ASP.NET Core - Claims Based Authentication: Claims vs Identities vs Principals

today
folder aspnet

With the rise of ASP.NET Core over ASP.NET 4.x, the built in authentication has undergone a shift from role-based access control (RBAC) to claim-based access control (CBAC). The most notable change is the User property on HttpContext is now of type ClaimsPrincipal instead of IPrincipal. Before we get to far ahead of ourselves though, lets start with the basics and build our way up.

Claims

Claims are the foundation behind claims-based authentication (who would have guessed). A claim is simply a piece of information about a subject. A claim does not dictate what a subject can, or cannot do.

The term “subject” is used because claims are not restricted to only describing users. Claims can be about an application, service, or device.

Some examples of claims a subject may have are:

Claims are name-key values and are represented via the System.Security.Claim class.

public class Claim {
  public string Type { get; }
  public string Value { get; }
  public string ValueType { get; }
  // some properties have been omitted.
}

Each claim has a Type property that is used to identify it, and a Value property which holds the data of the claim. For simplicity, Claim stores Value as a string, but if the data type of Value is not a string then the ValueType property can be set so the claim consumer knows how to interpret the Value.

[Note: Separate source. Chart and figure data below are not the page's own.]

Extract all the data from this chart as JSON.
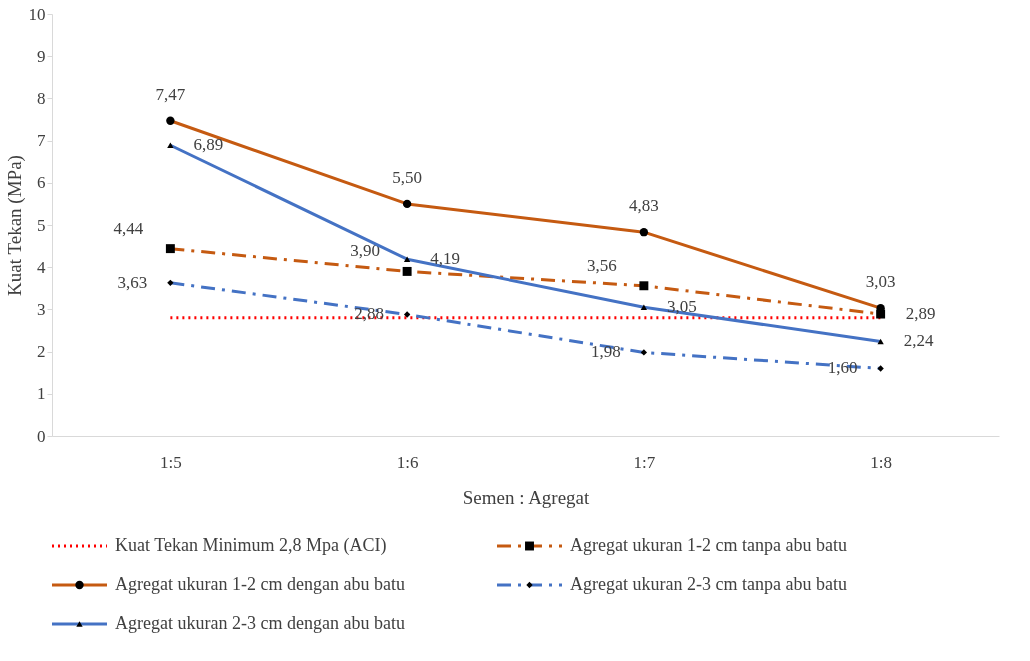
{
  "chart_data": {
    "type": "line",
    "xlabel": "Semen : Agregat",
    "ylabel": "Kuat Tekan (MPa)",
    "categories": [
      "1:5",
      "1:6",
      "1:7",
      "1:8"
    ],
    "ylim": [
      0,
      10
    ],
    "yticks": [
      0,
      1,
      2,
      3,
      4,
      5,
      6,
      7,
      8,
      9,
      10
    ],
    "grid": false,
    "legend": "bottom",
    "series": [
      {
        "name": "Kuat Tekan Minimum 2,8 Mpa (ACI)",
        "color": "#ff0000",
        "values": [
          2.8,
          2.8,
          2.8,
          2.8
        ],
        "line_style": "dotted",
        "marker": "none"
      },
      {
        "name": "Agregat ukuran 1-2 cm tanpa abu batu",
        "color": "#c55a11",
        "values": [
          4.44,
          3.9,
          3.56,
          2.89
        ],
        "line_style": "dashed",
        "marker": "square",
        "value_labels": [
          "4,44",
          "3,90",
          "3,56",
          "2,89"
        ]
      },
      {
        "name": "Agregat ukuran 1-2 cm dengan abu batu",
        "color": "#c55a11",
        "values": [
          7.47,
          5.5,
          4.83,
          3.03
        ],
        "line_style": "solid",
        "marker": "circle",
        "value_labels": [
          "7,47",
          "5,50",
          "4,83",
          "3,03"
        ]
      },
      {
        "name": "Agregat ukuran 2-3 cm tanpa abu batu",
        "color": "#4472c4",
        "values": [
          3.63,
          2.88,
          1.98,
          1.6
        ],
        "line_style": "dashed",
        "marker": "diamond",
        "value_labels": [
          "3,63",
          "2,88",
          "1,98",
          "1,60"
        ]
      },
      {
        "name": "Agregat ukuran 2-3 cm dengan abu batu",
        "color": "#4472c4",
        "values": [
          6.89,
          4.19,
          3.05,
          2.24
        ],
        "line_style": "solid",
        "marker": "triangle",
        "value_labels": [
          "6,89",
          "4,19",
          "3,05",
          "2,24"
        ]
      }
    ]
  }
}
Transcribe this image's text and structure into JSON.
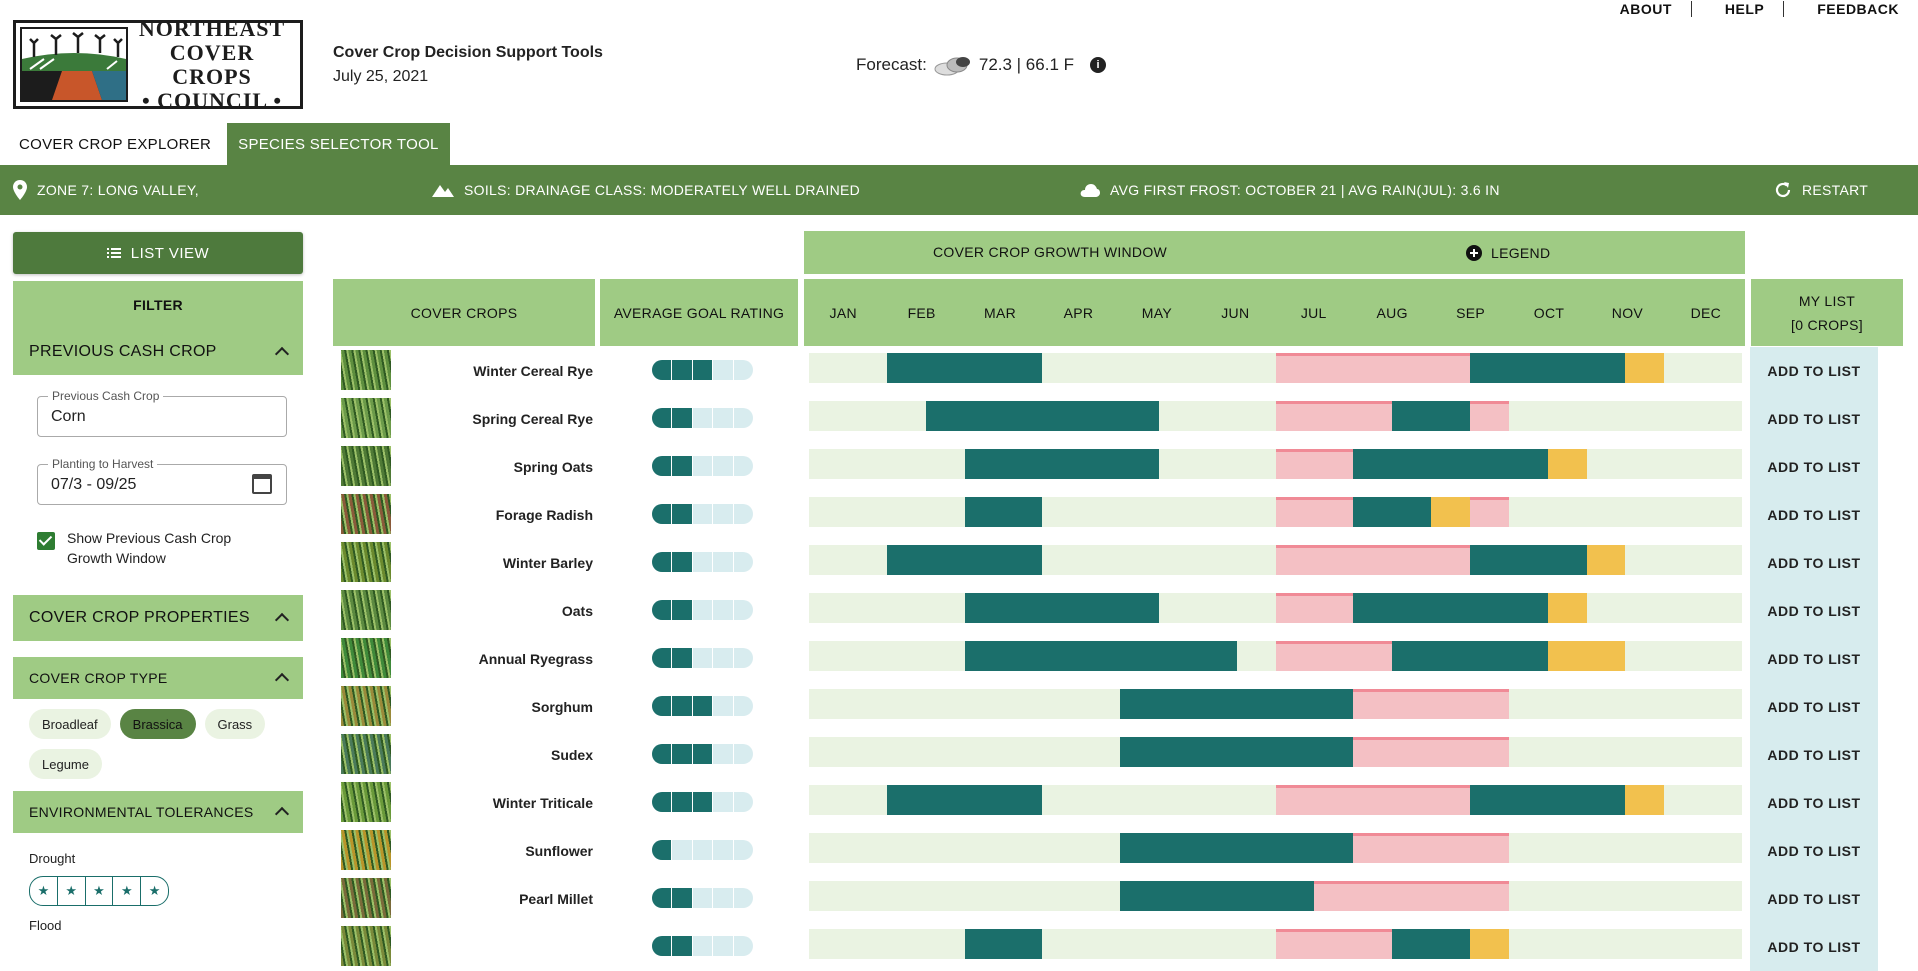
{
  "header": {
    "logo_text": [
      "NORTHEAST",
      "COVER CROPS",
      "• COUNCIL •"
    ],
    "site_title": "Cover Crop Decision Support Tools",
    "date": "July 25, 2021",
    "forecast_label": "Forecast:",
    "forecast_value": "72.3 | 66.1 F",
    "nav": [
      "ABOUT",
      "HELP",
      "FEEDBACK"
    ]
  },
  "tabs": [
    "COVER CROP EXPLORER",
    "SPECIES SELECTOR TOOL"
  ],
  "infobar": {
    "zone": "ZONE 7: LONG VALLEY,",
    "soils": "SOILS: DRAINAGE CLASS: MODERATELY WELL DRAINED",
    "frost": "AVG FIRST FROST: OCTOBER 21 | AVG RAIN(JUL): 3.6 IN",
    "restart": "RESTART"
  },
  "sidebar": {
    "list_view": "LIST VIEW",
    "filter": "FILTER",
    "previous_cash_crop": "PREVIOUS CASH CROP",
    "cash_crop_label": "Previous Cash Crop",
    "cash_crop_value": "Corn",
    "planting_label": "Planting to Harvest",
    "planting_value": "07/3 - 09/25",
    "show_window": "Show Previous Cash Crop Growth Window",
    "properties": "COVER CROP PROPERTIES",
    "crop_type": "COVER CROP TYPE",
    "chips": [
      {
        "label": "Broadleaf",
        "selected": false
      },
      {
        "label": "Brassica",
        "selected": true
      },
      {
        "label": "Grass",
        "selected": false
      },
      {
        "label": "Legume",
        "selected": false
      }
    ],
    "env_tolerances": "ENVIRONMENTAL TOLERANCES",
    "drought": "Drought",
    "flood": "Flood"
  },
  "table": {
    "growth_window": "COVER CROP GROWTH WINDOW",
    "legend": "LEGEND",
    "col_crops": "COVER CROPS",
    "col_rating": "AVERAGE GOAL RATING",
    "months": [
      "JAN",
      "FEB",
      "MAR",
      "APR",
      "MAY",
      "JUN",
      "JUL",
      "AUG",
      "SEP",
      "OCT",
      "NOV",
      "DEC"
    ],
    "my_list": "MY LIST",
    "my_list_count": "[0 CROPS]",
    "add_label": "ADD TO LIST"
  },
  "colors": {
    "green_dark": "#598444",
    "green_light": "#9fcb84",
    "teal": "#1b6f6b",
    "yellow": "#f2c14e",
    "pink": "#f9c2cb"
  },
  "crops": [
    {
      "name": "Winter Cereal Rye",
      "rating": 3,
      "thumb": "#5e8f3e",
      "growth": [
        [
          1,
          3
        ],
        [
          8.5,
          10.5
        ]
      ],
      "flower": [
        [
          10.5,
          11
        ]
      ]
    },
    {
      "name": "Spring Cereal Rye",
      "rating": 2,
      "thumb": "#6c9b4a",
      "growth": [
        [
          1.5,
          4.5
        ],
        [
          7.5,
          8.5
        ]
      ],
      "flower": []
    },
    {
      "name": "Spring Oats",
      "rating": 2,
      "thumb": "#4f7a36",
      "growth": [
        [
          2,
          4.5
        ],
        [
          7,
          9.5
        ]
      ],
      "flower": [
        [
          9.5,
          10
        ]
      ]
    },
    {
      "name": "Forage Radish",
      "rating": 2,
      "thumb": "#8a5a3a",
      "growth": [
        [
          2,
          3
        ],
        [
          7,
          8
        ]
      ],
      "flower": [
        [
          8,
          8.5
        ]
      ]
    },
    {
      "name": "Winter Barley",
      "rating": 2,
      "thumb": "#6b8a2e",
      "growth": [
        [
          1,
          3
        ],
        [
          8.5,
          10
        ]
      ],
      "flower": [
        [
          10,
          10.5
        ]
      ]
    },
    {
      "name": "Oats",
      "rating": 2,
      "thumb": "#5c8a40",
      "growth": [
        [
          2,
          4.5
        ],
        [
          7,
          9.5
        ]
      ],
      "flower": [
        [
          9.5,
          10
        ]
      ]
    },
    {
      "name": "Annual Ryegrass",
      "rating": 2,
      "thumb": "#3f8a3a",
      "growth": [
        [
          2,
          5.5
        ],
        [
          7.5,
          9.5
        ]
      ],
      "flower": [
        [
          9.5,
          10.5
        ]
      ]
    },
    {
      "name": "Sorghum",
      "rating": 3,
      "thumb": "#9a8a3a",
      "growth": [
        [
          4,
          7
        ]
      ],
      "flower": []
    },
    {
      "name": "Sudex",
      "rating": 3,
      "thumb": "#4a7a5a",
      "growth": [
        [
          4,
          7
        ]
      ],
      "flower": []
    },
    {
      "name": "Winter Triticale",
      "rating": 3,
      "thumb": "#6a9a3a",
      "growth": [
        [
          1,
          3
        ],
        [
          8.5,
          10.5
        ]
      ],
      "flower": [
        [
          10.5,
          11
        ]
      ]
    },
    {
      "name": "Sunflower",
      "rating": 1,
      "thumb": "#b9952a",
      "growth": [
        [
          4,
          7
        ]
      ],
      "flower": []
    },
    {
      "name": "Pearl Millet",
      "rating": 2,
      "thumb": "#7a6a3a",
      "growth": [
        [
          4,
          6.5
        ]
      ],
      "flower": []
    },
    {
      "name": "",
      "rating": 2,
      "thumb": "#7a8a3a",
      "growth": [
        [
          2,
          3
        ],
        [
          7.5,
          8.5
        ]
      ],
      "flower": [
        [
          8.5,
          9
        ]
      ]
    }
  ],
  "cash_window": [
    6,
    9
  ]
}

We could represent a claim for a user’s Id as follows:

Claim idClaim = new Claim("Id", "1", "Integer");
// idClaim.Name == "Id"
// idClaim.Value = "1"
// idClaim.ValueType == "Integer"

Or if we needed one for a user’s birthday:

Claim dobClaim = new Claim("dob", "04/20/1969", "Date");
// dobClaim.Name == "dob"
// dobClaim.Value == "04/20/1969"
// dobClaim.ValueType == "Date"

Identities

Claims representing the same subject can be grouped together and placed in a ClaimsIdentity.

public class ClaimsIdentity {
  public string Name { get; }
  public IEnumerable<Claim> Claims { get; }
  public string AuthenticationType { get; }
  public bool IsAuthenticated { get; }
  // some properties have been omitted.
}

ClaimsIdentity also has an AuthenticationType property that holds the authentication method used such as “Bearer” or “Basic” and IsAuthenticated which returns true as long as AuthenticationType is not null.

Imagine we we’re working on an API where users are identified via their unique Id, and Name. After validating a bearer token (JWT, etc…) recieved from the user we could create a ClaimsIdentity to represent them:

ClaimsIdentity userIdentity = new ClaimsIdentity(
  new Claim[] {
    new Claim("Id", "1"),
    new Claim("Username", "Bert")
  },
  "Bearer"
);

//userIdentity.IsAuthenticated == true since we passed "Bearer" as AuthenticationType.

Principals

A ClaimsIdentity is convenient for representing a subject via a collection of claims but what if we want to assign more than one identity to a subject? Returning back to our previous example of the API, what would happen if we wanted to also identify the device being used by the user to ensure it’s whitelisted? Sure we could add a new Claim with device IP address, or agent string to the user identity, but what if the user accesses the API from more than one device?

To handle this use case without duplicating user information we’d be best off to create a new identity to represent the device that holds the IP address, and agent string.

ClaimsIdentity deviceIdentity = new ClaimsIdentity(
  new Claim[] {
    new Claim("IP", "192.168.1.1"),
    new Claim("Agent", "Mozilla/5.0 (Windows NT 6.1; Win64; x64; rv:47.0) Gecko/20100101 Firefox/47.0")
  }
);

// Note the lack of AuthenticationType

Seperating the user claims from the device claims into two seperate identities allows us to indicate that each can exist without the other. This works great, but how do we show that the identies are related? Enter the ClaimsPrincipal.

public class ClaimsPrincipal {
  public IEnumerable<Claim> Claims { get; }
  public IEnumerable<ClaimsIdentity> { get; }
  public ClaimsIdentity Identity { get; }
  // some properties have been omitted.
}

“A principal object represents the security context of the user on whose behalf the code is running, including that user’s identity” [1]. By using a ClaimsPrincipal we can group the user identity, and device identity into one context without having to duplicate any info.

  var principal = new ClaimsPrincipal(new IIdentity[] { userIdentity, deviceIdentity });

ClaimsPrincipal provides a handful of helper methods / properties to check things such as if a claim exists (HasClaim()) in any of the associated identities. When working within an API controller in ASP.NET we can access the current principal via the User property.